Keeping aforementioned studies in mind we planned intravitreal injection of self preserved moxifloxacin in our tertiary care facility. After taking approval from ethical committee, we explained the potential risks/benefits and obtained the informed consent from the patient. As the undiluted commercially available drops were used, it also avoided the cumbersome procedure of injection preparation.

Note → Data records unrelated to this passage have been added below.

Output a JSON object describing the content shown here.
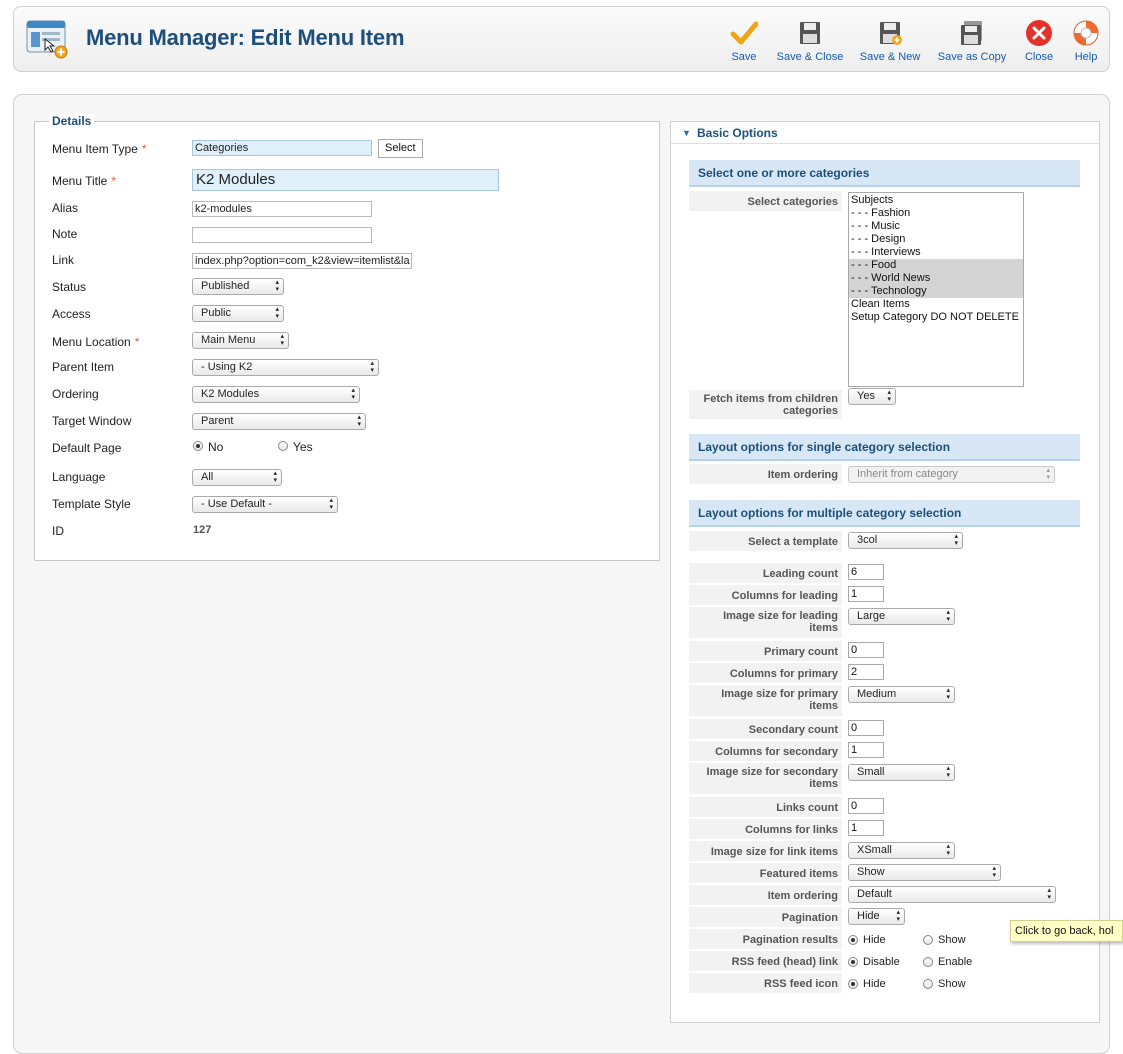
{
  "header": {
    "title": "Menu Manager: Edit Menu Item"
  },
  "toolbar": {
    "save": "Save",
    "save_close": "Save & Close",
    "save_new": "Save & New",
    "save_copy": "Save as Copy",
    "close": "Close",
    "help": "Help"
  },
  "details": {
    "legend": "Details",
    "menu_item_type": {
      "label": "Menu Item Type",
      "value": "Categories",
      "button": "Select"
    },
    "menu_title": {
      "label": "Menu Title",
      "value": "K2 Modules"
    },
    "alias": {
      "label": "Alias",
      "value": "k2-modules"
    },
    "note": {
      "label": "Note",
      "value": ""
    },
    "link": {
      "label": "Link",
      "value": "index.php?option=com_k2&view=itemlist&la"
    },
    "status": {
      "label": "Status",
      "value": "Published"
    },
    "access": {
      "label": "Access",
      "value": "Public"
    },
    "menu_location": {
      "label": "Menu Location",
      "value": "Main Menu"
    },
    "parent_item": {
      "label": "Parent Item",
      "value": "- Using K2"
    },
    "ordering": {
      "label": "Ordering",
      "value": "K2 Modules"
    },
    "target_window": {
      "label": "Target Window",
      "value": "Parent"
    },
    "default_page": {
      "label": "Default Page",
      "no": "No",
      "yes": "Yes"
    },
    "language": {
      "label": "Language",
      "value": "All"
    },
    "template_style": {
      "label": "Template Style",
      "value": "- Use Default -"
    },
    "id": {
      "label": "ID",
      "value": "127"
    }
  },
  "basic": {
    "title": "Basic Options",
    "section_categories": "Select one or more categories",
    "select_categories_label": "Select categories",
    "categories": [
      {
        "label": "Subjects",
        "selected": false
      },
      {
        "label": "- - - Fashion",
        "selected": false
      },
      {
        "label": "- - - Music",
        "selected": false
      },
      {
        "label": "- - - Design",
        "selected": false
      },
      {
        "label": "- - - Interviews",
        "selected": false
      },
      {
        "label": "- - - Food",
        "selected": true
      },
      {
        "label": "- - - World News",
        "selected": true
      },
      {
        "label": "- - - Technology",
        "selected": true
      },
      {
        "label": "Clean Items",
        "selected": false
      },
      {
        "label": "Setup Category DO NOT DELETE",
        "selected": false
      }
    ],
    "fetch_children": {
      "label1": "Fetch items from children",
      "label2": "categories",
      "value": "Yes"
    },
    "section_single": "Layout options for single category selection",
    "single_item_ordering": {
      "label": "Item ordering",
      "value": "Inherit from category"
    },
    "section_multiple": "Layout options for multiple category selection",
    "select_template": {
      "label": "Select a template",
      "value": "3col"
    },
    "leading_count": {
      "label": "Leading count",
      "value": "6"
    },
    "columns_leading": {
      "label": "Columns for leading",
      "value": "1"
    },
    "image_size_leading": {
      "label1": "Image size for leading",
      "label2": "items",
      "value": "Large"
    },
    "primary_count": {
      "label": "Primary count",
      "value": "0"
    },
    "columns_primary": {
      "label": "Columns for primary",
      "value": "2"
    },
    "image_size_primary": {
      "label1": "Image size for primary",
      "label2": "items",
      "value": "Medium"
    },
    "secondary_count": {
      "label": "Secondary count",
      "value": "0"
    },
    "columns_secondary": {
      "label": "Columns for secondary",
      "value": "1"
    },
    "image_size_secondary": {
      "label1": "Image size for secondary",
      "label2": "items",
      "value": "Small"
    },
    "links_count": {
      "label": "Links count",
      "value": "0"
    },
    "columns_links": {
      "label": "Columns for links",
      "value": "1"
    },
    "image_size_links": {
      "label": "Image size for link items",
      "value": "XSmall"
    },
    "featured_items": {
      "label": "Featured items",
      "value": "Show"
    },
    "item_ordering": {
      "label": "Item ordering",
      "value": "Default"
    },
    "pagination": {
      "label": "Pagination",
      "value": "Hide"
    },
    "pagination_results": {
      "label": "Pagination results",
      "opt1": "Hide",
      "opt2": "Show"
    },
    "rss_head_link": {
      "label": "RSS feed (head) link",
      "opt1": "Disable",
      "opt2": "Enable"
    },
    "rss_icon": {
      "label": "RSS feed icon",
      "opt1": "Hide",
      "opt2": "Show"
    }
  },
  "tooltip": {
    "text": "Click to go back, hol"
  }
}
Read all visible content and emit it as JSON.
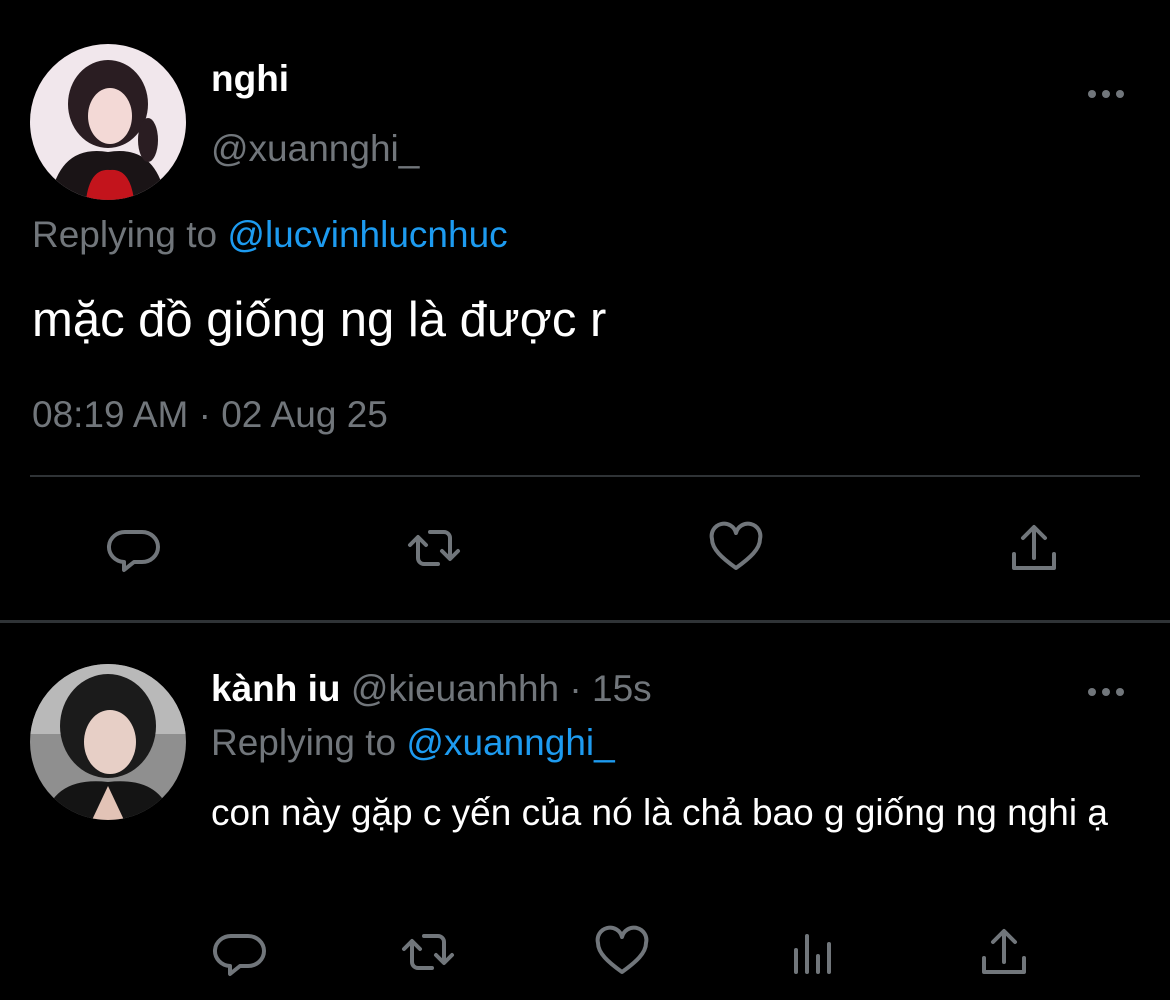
{
  "main_tweet": {
    "display_name": "nghi",
    "handle": "@xuannghi_",
    "replying_prefix": "Replying to",
    "replying_handle": "@lucvinhlucnhuc",
    "text": "mặc đồ giống ng là được r",
    "timestamp": "08:19 AM · 02 Aug 25",
    "more_icon": "more-icon",
    "actions": [
      "reply-icon",
      "retweet-icon",
      "like-icon",
      "share-icon"
    ]
  },
  "reply_tweet": {
    "display_name": "kành iu",
    "handle": "@kieuanhhh",
    "separator": " · ",
    "time_ago": "15s",
    "replying_prefix": "Replying to",
    "replying_handle": "@xuannghi_",
    "text": "con này gặp c yến của nó là chả bao g giống ng nghi ạ",
    "more_icon": "more-icon",
    "actions": [
      "reply-icon",
      "retweet-icon",
      "like-icon",
      "views-icon",
      "share-icon"
    ]
  },
  "colors": {
    "background": "#000000",
    "primary_text": "#ffffff",
    "secondary_text": "#71767b",
    "link": "#1d9bf0",
    "divider": "#2f3336",
    "icon": "#71767b"
  }
}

The result of injection was remarkable, with rapid reduction of inflammatory reaction. Prior vitreous biopsy was taken for culture and sensitivity as per the “silver standard” guidelines for prevention and treatment of acute endophthalmitis by the European Society of Cataract and Refractive Surgery, 2007 [11]. Half dose of intravitreal antibiotic dose was further given at the end of lens aspiration and vitrectomy since the absence of vitreous enhances rapid diffusion of antibiotics towards the retina [12]. The biopsy results revealed Streptococcus pyogenes susceptible to quinolones. The rapid response to moxifloxacin in our case augments the notion that this drug has definite potential as an alternative to vancomycin and amikacin in cases of acute endophthalmitis. To our knowledge this is the first reported case of use of intravitreal moxifloxacin in humans as an exhaustive search on Medline in the last ten years did not reveal any similar study.
4. Conclusion
Self-preserved Intravitreal moxifloxacin hydrochloride proved to be an effective and safe drug in treatment of post traumatic endophthalmitis in this case however larger case controlled studies would be required to assess the long term effects of this drug.
Acknowledgements
The authors would like to acknowledge the patient who consented to publication: written informed consent was taken from the patient for publication of this case report.